Projects
- Project goals
- Project topics
- Project phases
- Technical requirements
- Using resources
- Submitting the final project
- Presentation
- Evaluation
If any of these guidelines present problems for your project, please consult possible solutions with the instructors.
Project goals
The project is a key part of this course.
- Unlike homework assignments, where you have a precisely defined task and often hints on how to proceed, in the project you will practice more independent work on data analysis, where you will have to come up with goals and ways to achieve them.
- You will work in groups, so you can learn from each other.
- You will also practice various aspects of teamwork, such as communication and coordination, creating documentation and so on.
- An important aspect of the project is communicating results in the form of a presentation, a written report and a technical document (notebook), which are also important skills.

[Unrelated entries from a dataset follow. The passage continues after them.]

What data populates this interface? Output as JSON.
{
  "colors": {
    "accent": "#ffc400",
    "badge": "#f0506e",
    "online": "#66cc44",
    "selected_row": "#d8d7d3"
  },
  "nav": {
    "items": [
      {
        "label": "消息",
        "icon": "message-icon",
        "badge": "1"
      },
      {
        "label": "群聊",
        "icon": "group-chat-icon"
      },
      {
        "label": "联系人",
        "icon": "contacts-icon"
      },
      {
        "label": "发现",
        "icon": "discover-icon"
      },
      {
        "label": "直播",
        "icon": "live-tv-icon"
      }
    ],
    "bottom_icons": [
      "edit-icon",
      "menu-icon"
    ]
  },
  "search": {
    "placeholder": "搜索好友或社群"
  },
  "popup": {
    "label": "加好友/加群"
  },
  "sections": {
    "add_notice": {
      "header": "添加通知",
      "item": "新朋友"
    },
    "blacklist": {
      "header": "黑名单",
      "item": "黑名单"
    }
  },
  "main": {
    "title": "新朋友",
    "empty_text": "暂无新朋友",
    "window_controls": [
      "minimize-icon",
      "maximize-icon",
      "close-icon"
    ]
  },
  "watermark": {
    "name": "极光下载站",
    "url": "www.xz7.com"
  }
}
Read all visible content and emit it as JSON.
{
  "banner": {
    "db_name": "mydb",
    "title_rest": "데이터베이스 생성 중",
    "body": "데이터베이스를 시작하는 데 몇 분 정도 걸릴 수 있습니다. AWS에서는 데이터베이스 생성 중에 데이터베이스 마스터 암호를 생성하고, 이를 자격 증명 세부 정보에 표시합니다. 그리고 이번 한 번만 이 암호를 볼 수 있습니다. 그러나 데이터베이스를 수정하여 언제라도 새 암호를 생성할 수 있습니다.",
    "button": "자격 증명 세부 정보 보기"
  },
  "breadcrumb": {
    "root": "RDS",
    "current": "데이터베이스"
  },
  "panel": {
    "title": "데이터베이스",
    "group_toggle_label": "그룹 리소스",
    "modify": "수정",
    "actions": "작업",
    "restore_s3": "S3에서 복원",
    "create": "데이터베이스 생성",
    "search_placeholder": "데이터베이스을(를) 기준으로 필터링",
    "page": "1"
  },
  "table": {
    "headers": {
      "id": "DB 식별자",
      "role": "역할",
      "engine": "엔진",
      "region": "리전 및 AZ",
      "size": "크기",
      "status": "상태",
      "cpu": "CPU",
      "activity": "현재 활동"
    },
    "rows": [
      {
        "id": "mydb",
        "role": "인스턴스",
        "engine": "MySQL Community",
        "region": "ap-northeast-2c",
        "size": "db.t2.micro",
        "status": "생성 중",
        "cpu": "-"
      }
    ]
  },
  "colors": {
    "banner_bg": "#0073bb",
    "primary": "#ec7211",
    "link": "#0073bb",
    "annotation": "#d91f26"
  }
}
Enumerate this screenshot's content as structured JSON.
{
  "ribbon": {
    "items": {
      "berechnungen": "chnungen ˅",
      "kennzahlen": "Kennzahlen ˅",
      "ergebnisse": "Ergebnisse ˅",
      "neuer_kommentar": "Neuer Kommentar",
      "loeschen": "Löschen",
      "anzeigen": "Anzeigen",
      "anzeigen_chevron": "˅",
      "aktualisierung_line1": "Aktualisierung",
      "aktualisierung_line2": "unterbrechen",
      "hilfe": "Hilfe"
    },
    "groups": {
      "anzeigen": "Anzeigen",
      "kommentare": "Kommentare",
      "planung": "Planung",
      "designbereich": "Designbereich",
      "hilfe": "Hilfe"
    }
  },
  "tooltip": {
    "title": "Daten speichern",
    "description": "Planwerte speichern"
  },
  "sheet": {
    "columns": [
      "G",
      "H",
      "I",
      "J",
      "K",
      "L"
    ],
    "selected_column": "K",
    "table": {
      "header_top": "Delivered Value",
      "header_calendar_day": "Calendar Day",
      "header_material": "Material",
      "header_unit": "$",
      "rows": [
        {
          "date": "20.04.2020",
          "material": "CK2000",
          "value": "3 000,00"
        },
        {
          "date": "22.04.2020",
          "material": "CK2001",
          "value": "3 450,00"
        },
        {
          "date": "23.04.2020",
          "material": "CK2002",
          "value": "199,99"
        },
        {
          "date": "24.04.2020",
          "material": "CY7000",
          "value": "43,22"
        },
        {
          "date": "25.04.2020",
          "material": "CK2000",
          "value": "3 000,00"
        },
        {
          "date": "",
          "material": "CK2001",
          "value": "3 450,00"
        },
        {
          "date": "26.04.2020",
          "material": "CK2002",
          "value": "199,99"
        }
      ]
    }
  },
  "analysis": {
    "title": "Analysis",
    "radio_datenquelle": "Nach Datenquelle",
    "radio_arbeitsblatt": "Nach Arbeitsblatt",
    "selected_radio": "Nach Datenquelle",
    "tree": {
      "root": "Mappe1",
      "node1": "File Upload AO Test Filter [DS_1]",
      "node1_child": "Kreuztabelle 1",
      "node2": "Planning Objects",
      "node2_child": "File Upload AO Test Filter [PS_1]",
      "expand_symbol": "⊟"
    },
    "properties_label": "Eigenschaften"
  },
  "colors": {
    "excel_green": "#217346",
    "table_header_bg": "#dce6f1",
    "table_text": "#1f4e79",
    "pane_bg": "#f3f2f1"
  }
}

- Your progress on the project will be monitored by the instructors, who will be happy to advise you in case of problems.
Project topics
Below we offer five project topics. You can choose one of them, or propose your own. For each topic, we list questions that you can explore. These are just ideas, you don’t have to explore all of them and you can also come up with others. Connecting data from the listed sources with other data sources is highly encouraged, but focus primarily on the listed tables.
Beaches
The European Environment Agency publishes a table of bathing water quality at beaches in the European Union (data). Process this data either at the EU level or for selected countries you are familiar with. You can visualize water quality on maps, track its changes over time, compare different countries or their regions. Does water quality relate to the wealth of a country, the number of tourists visiting it, the density of settlement around a particular location and so on? You can also be inspired by the official European report and replicate some of its analyses (don’t forget to mention the inspiration in your report).
Streets
The Ministry of the Interior of Slovakia publishes a list of addresses in Slovakia, from which data about all streets can be obtained. What are the most popular street names in Slovakia? Does the popularity of some names differ by region or district? How many different house numbers are there on streets (this might be related to street length)? Do street lengths vary in different cities? Optionally, you can gather and join data about the population of individual cities and examine their relationship with the number and length of streets and the total number of addresses. Popular street names can also be divided into groups, such as Slovak personalities, foreign personalities, dates, cities and others, and their popularity can be examined. The street names can also be analyzed as text and the length of the name or frequently occurring words in the names can be studied. Addresses also include coordinates, so it is possible to calculate and visualize density of addresses in certain areas. https://data.slovensko.sk/datasety/f2b3af7a-b4d4-45d7-9605-29fa5d7ad115
Universities
The Ministry of Education, Research, Development and Youth of Slovakia publishes a register of employees at universities, which contains names of university teachers, their titles, positions at individual faculties and participation in guaranteeing study programs. You can look at the number of teachers at different faculties, their changes over time, teachers who currently work at multiple universities or those who have changed employers. Data for download, interactive portal for better orientation in the data.
Religions
Website Our World in Data has several analyses of religion for which they provide data for download. You can try to replicate some of their analyses and add your own. Do not forget to mention inspiration for your analyses in your report. Concentrate on the following two data sets: different religions in countries (data, metadata), importance of religion in countries: (data, metadata). You can combine these with other country indicators such as GDP and fertility.
Microbes
The American Gut Project provides data on the presence of various microbes in the human gut and their relationship to various factors such as diet, health, and lifestyle. You can explore the distribution of microbes in different individuals, their co-occurrence, and how they relate to factors such as diet and health. You can try to do simpler versions of the analyses presented in the listed papers (do not forget to mention the inspiration in your report) or come up with your own. This project can be done by both Bioinformatics and Data Science students.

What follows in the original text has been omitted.